- Poster
- Directed by: Masud Pathik
- Written by: Masud Pathik
- Based on: Naari by Shahabuddin Ahmed Juddho Shishu by Kamal Ahmed
- Produced by: Bangladesh Government
- Starring: Mumtaz Sorcar; Jyotika Jyoti; Pran Roy; Devasish Kaiser;
- Cinematography: Komol Chandra Das
- Edited by: Junaid Halim Rashaduzzaman Shohag
- Music by: Belal Khan
- Production company: Bratyo Creation
- Distributed by: Bratyo Chalachitra, Bratyo Creation
- Release date: December 27, 2019;
- Running time: 123 minutes
- Country: Bangladesh
- Language: Bengali

= Maya: The Lost Mother =

2019 film by Masud Pathik

Maya: The Lost Mother is a 2019 Bangladeshi war drama film. The film was written and directed by Masud Pathik and produced by Information Ministry of Bangladesh Government. It features Mumtaz Sorcar, Pran Roy, Jyotika Jyoti and Debashish Kaiser in the lead roles. The film was released on December 27, 2019. The film also premiered on 18th Dhaka International Film Festival.

== Cast ==
- Devasish Kaiser
- Mumtaz Sorcar
- Jyotika Jyoti
- Pran Roy
- Nargis Aktar
- Syed Hasan Imam
- Lina Ferdousi
- Jhuna Chowdhury
- Aslam Sunny
- Dr.
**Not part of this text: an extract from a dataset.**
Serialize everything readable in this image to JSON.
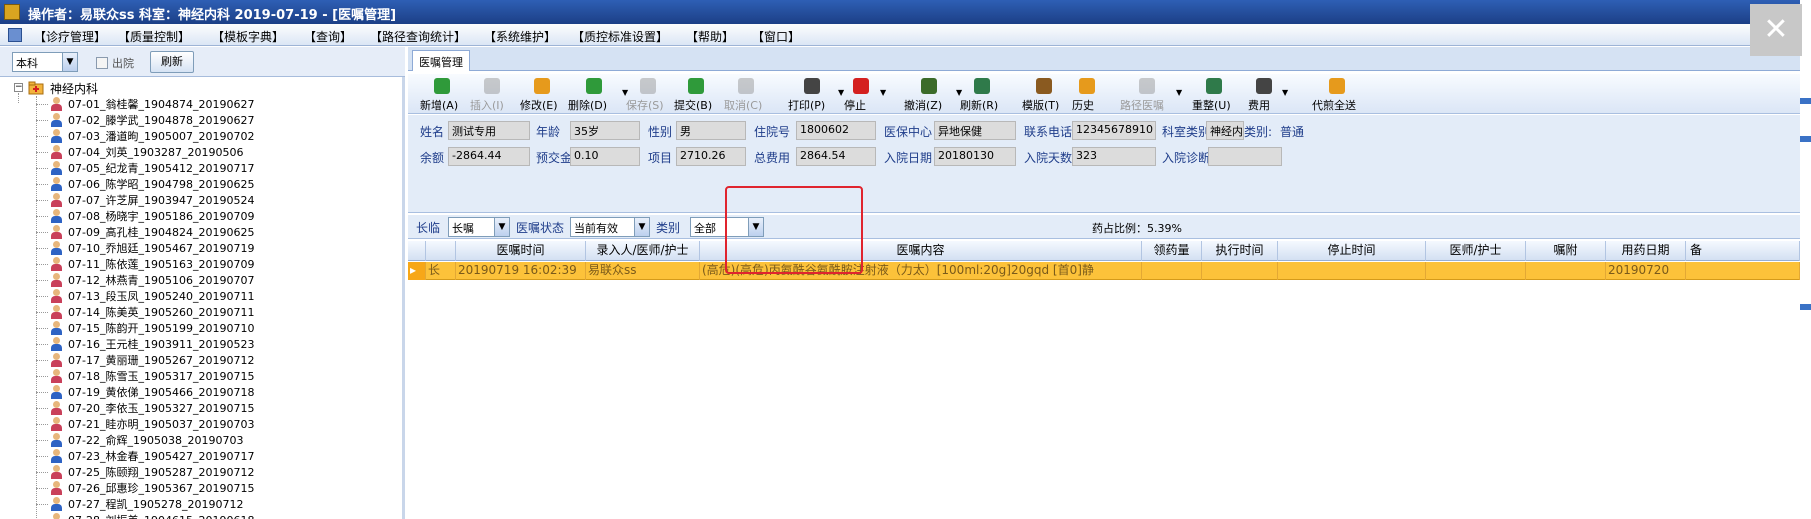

Shahadat Hossain Nipu

== Marketing and Release ==
The official trailer of the film was released on November 20, 2019. The film was released in 5 theatres on December 27, 2019.

==Awards==
The film won 44th Bangladesh National Film Awards - 2019 in a maximum of eight categories.